All boring here (with me). Just a whatever attitude today. I've done 4 hard workouts in 5 days. Positive. 

Had a young colleague break down today. She's over it at work too. She's only young. New graduate. Good person. She, like the rest of us are going bonkers with boredom and politics.

I told our boss today "You can't demand the brightest and most capable staff and then bore them into a coma. It is caging highly intelligent animals with zero environmental enrichment." 

One staff member has decided no one else is able to do what we have trained and study to do. She won't allow us to help because we are a threat to her.
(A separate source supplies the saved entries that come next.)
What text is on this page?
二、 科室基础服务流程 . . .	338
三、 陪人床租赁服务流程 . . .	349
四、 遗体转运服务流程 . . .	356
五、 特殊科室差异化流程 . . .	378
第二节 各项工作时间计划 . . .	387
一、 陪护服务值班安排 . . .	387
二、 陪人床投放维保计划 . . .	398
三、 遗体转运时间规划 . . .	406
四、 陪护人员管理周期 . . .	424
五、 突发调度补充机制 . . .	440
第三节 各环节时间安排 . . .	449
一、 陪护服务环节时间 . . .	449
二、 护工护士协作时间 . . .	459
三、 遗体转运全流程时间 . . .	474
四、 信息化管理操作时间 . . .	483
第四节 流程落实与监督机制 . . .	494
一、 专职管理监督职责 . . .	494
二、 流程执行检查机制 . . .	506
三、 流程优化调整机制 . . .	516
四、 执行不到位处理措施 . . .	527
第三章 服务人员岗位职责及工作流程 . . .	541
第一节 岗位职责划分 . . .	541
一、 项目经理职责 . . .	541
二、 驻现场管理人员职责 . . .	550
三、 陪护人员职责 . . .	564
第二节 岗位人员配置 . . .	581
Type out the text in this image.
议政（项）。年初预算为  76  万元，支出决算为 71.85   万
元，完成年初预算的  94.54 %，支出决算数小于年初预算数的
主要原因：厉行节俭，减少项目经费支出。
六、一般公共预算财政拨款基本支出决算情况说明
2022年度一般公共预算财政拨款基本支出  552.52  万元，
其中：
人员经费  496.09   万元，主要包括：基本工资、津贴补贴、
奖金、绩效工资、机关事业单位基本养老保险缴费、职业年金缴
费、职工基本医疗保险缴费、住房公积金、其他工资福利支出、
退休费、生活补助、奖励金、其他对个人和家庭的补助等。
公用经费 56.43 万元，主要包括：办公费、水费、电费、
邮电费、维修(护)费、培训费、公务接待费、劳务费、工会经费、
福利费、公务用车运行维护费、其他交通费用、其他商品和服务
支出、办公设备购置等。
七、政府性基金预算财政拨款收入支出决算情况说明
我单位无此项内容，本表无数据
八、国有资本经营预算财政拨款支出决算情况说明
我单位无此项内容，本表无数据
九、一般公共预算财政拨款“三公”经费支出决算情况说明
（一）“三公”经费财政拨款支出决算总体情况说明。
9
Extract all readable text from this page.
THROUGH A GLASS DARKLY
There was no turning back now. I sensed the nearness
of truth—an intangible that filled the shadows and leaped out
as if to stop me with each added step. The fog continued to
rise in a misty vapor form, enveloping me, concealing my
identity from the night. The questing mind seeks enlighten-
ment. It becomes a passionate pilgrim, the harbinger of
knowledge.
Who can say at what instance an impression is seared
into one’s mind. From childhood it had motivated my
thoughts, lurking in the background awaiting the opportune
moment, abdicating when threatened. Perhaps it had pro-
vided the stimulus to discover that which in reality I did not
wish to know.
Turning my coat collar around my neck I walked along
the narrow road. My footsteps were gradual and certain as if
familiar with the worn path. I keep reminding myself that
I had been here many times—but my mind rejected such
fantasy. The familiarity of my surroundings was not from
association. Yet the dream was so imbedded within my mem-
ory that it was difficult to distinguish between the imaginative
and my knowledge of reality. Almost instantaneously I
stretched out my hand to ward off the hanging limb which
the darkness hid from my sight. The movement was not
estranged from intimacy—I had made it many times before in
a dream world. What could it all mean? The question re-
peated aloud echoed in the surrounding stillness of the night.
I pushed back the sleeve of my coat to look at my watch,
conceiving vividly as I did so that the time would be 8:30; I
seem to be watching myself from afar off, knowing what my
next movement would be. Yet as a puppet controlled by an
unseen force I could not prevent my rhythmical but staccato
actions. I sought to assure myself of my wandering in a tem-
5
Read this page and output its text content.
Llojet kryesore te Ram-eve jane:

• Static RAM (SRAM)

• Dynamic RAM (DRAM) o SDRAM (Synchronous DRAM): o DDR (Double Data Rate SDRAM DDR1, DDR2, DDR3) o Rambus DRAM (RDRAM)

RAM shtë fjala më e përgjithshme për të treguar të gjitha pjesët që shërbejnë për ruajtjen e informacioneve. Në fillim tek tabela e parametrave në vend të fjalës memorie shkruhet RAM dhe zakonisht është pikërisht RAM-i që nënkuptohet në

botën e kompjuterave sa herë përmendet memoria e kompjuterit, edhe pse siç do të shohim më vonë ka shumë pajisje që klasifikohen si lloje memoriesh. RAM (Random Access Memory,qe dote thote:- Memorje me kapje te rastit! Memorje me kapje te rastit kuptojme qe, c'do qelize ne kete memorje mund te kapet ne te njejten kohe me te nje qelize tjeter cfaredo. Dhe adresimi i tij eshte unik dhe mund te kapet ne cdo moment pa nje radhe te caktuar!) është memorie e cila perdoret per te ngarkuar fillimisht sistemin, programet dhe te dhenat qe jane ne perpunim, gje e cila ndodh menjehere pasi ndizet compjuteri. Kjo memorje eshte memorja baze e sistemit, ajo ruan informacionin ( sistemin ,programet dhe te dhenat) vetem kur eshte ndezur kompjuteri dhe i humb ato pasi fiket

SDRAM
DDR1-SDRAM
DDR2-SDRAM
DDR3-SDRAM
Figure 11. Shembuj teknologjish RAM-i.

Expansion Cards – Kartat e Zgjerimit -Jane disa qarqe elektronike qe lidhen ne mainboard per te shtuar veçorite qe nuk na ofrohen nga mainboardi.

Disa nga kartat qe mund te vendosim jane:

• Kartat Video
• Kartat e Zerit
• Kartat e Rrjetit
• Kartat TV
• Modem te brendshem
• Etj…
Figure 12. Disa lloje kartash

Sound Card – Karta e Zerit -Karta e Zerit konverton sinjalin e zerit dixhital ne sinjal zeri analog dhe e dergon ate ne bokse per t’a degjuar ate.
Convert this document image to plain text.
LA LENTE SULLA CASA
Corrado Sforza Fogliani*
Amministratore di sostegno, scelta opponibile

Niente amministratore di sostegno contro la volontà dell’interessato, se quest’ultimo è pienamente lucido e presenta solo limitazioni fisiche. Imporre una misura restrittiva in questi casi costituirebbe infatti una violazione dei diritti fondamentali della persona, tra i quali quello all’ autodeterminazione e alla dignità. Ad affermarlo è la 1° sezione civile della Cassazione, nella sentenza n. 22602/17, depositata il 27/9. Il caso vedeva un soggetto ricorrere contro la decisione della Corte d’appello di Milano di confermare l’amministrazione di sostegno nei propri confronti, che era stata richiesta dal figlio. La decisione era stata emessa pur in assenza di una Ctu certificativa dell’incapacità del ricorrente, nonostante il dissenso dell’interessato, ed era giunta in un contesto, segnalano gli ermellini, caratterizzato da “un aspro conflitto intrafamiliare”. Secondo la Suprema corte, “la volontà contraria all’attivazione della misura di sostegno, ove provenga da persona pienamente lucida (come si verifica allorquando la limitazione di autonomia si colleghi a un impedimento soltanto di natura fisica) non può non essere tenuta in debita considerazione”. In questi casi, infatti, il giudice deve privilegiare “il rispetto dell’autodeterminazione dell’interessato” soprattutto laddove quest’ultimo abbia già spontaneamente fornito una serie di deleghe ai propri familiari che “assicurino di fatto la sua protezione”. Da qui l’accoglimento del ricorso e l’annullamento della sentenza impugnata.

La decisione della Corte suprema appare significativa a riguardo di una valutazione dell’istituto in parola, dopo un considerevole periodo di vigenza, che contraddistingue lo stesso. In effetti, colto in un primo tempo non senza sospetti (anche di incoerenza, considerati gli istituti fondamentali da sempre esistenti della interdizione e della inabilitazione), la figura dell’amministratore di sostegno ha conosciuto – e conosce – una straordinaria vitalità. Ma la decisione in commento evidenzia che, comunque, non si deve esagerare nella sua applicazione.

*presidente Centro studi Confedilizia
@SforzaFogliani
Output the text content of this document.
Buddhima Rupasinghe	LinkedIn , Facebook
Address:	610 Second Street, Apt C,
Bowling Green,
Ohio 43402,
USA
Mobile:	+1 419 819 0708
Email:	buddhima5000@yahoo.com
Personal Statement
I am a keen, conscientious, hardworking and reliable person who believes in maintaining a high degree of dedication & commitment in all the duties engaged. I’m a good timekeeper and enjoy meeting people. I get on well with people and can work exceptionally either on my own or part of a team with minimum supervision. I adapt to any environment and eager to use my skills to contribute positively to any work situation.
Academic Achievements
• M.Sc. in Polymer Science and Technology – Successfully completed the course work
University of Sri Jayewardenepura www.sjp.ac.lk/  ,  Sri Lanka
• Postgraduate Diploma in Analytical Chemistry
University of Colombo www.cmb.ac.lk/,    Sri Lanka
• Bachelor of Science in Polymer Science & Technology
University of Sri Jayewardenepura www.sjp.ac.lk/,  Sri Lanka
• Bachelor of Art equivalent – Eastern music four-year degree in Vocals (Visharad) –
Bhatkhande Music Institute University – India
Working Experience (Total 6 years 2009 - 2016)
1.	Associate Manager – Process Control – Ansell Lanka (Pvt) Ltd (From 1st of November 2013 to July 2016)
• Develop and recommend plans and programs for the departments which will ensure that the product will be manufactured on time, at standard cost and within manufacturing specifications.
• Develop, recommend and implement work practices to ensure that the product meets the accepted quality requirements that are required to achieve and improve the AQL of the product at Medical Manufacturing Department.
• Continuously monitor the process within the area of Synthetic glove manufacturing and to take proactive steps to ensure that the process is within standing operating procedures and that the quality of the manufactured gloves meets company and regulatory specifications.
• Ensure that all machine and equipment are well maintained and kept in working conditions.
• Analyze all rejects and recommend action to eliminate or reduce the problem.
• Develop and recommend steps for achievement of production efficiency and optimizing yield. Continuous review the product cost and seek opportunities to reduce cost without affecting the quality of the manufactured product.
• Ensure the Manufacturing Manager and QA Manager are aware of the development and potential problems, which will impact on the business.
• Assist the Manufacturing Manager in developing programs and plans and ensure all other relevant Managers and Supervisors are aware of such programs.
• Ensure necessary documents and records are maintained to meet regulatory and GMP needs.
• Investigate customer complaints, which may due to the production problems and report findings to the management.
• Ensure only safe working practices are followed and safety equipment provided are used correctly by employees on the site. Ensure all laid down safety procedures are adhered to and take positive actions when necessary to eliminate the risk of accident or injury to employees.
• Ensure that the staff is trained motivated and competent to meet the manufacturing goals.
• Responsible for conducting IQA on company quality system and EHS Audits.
She doesn't understand team work at all. Also control issues.

I'm glad the winds here have calmed down. What a rough couple of days!!!

 

Velvet, it has been super windy and freezing cold too. Poor young graduate, it’s unfair that you have to work in toxic conditions.

 

I am all over the place, moods. Probably hypomanic at the moment but it’s too cold to move. Irritable and frustrated. Frustrated at my life. I wish I could have CBT has anyone had that done? 

Young graduate, myself and another colleague or 2 have been chatting.

I am very proud that she has been making her own mind up about many of us and not listening to vexatious claims. 

She told us a bit of what she had heard. I said those are absolute lies and I have the proof. 

I have lots of proof. In writing. Printed. 

I could nail them for defamation, collusion, lies, corruption. 

I'm with ya re frustration. Different reasons.

CBT is cognitive behaviour therapy. I'm sure that's the crux of psychology appointments?

Velvet

it is good you can talk to other colleagues.

 

Some psychologists specialize in CBT and maybe counsellors do too.

I never had a phone call from counsellor, meant yesterday but they never rang. Today I am told I need to make a new call.

So i was geared up and then let down yesterday,. Now have to re evaluate if it is worth the effort. Must be a phone call for first time.

asdff yes I can relate to frustration and being stuck.

I got the name wrong ECT. Acronyms and I don’t mix. My brain is broken. A friend of a friend has had ECT and she is great after it. Like stable. I know you lose some short term memory. I have too much memory anyway. I remember things others don’t. Obviously not acronyms!!! 

I can't sleep so angry. 

I have 1 inch thick of printed evidence to blow the lies and defamation out of the water...... if and when the time comes. 

I have 2 more pieces of paper to obtain and I'll have what I need.

May as well get up early. Not sleeping. 

Adsff, I’ve done CBT, DBT and a few others. All helpful in the end as I wasn’t in the best way a number of years ago. I had ECT, can’t remember the number but it helped. Woke up with a headache, best part was going under. Along with everything it was another thing in your toolbox.Longterm the benefits outweigh the negative as in I’ve gaps in my memory. Another option is TMS which is similar but not as evasive. I guess all discussions at length  to be had with your psychiatrist.

Velvet , what  a work environment.Not the best way to treat staff. Good on you for your workouts. I’m looking outside it’s windy cloudy, slight chance of rain and looking at every excuse not to get on the bike.

I’ve had a headache for days. Are others triggered by the wind? I am and also the rays of sun through the trees as I walk or ride.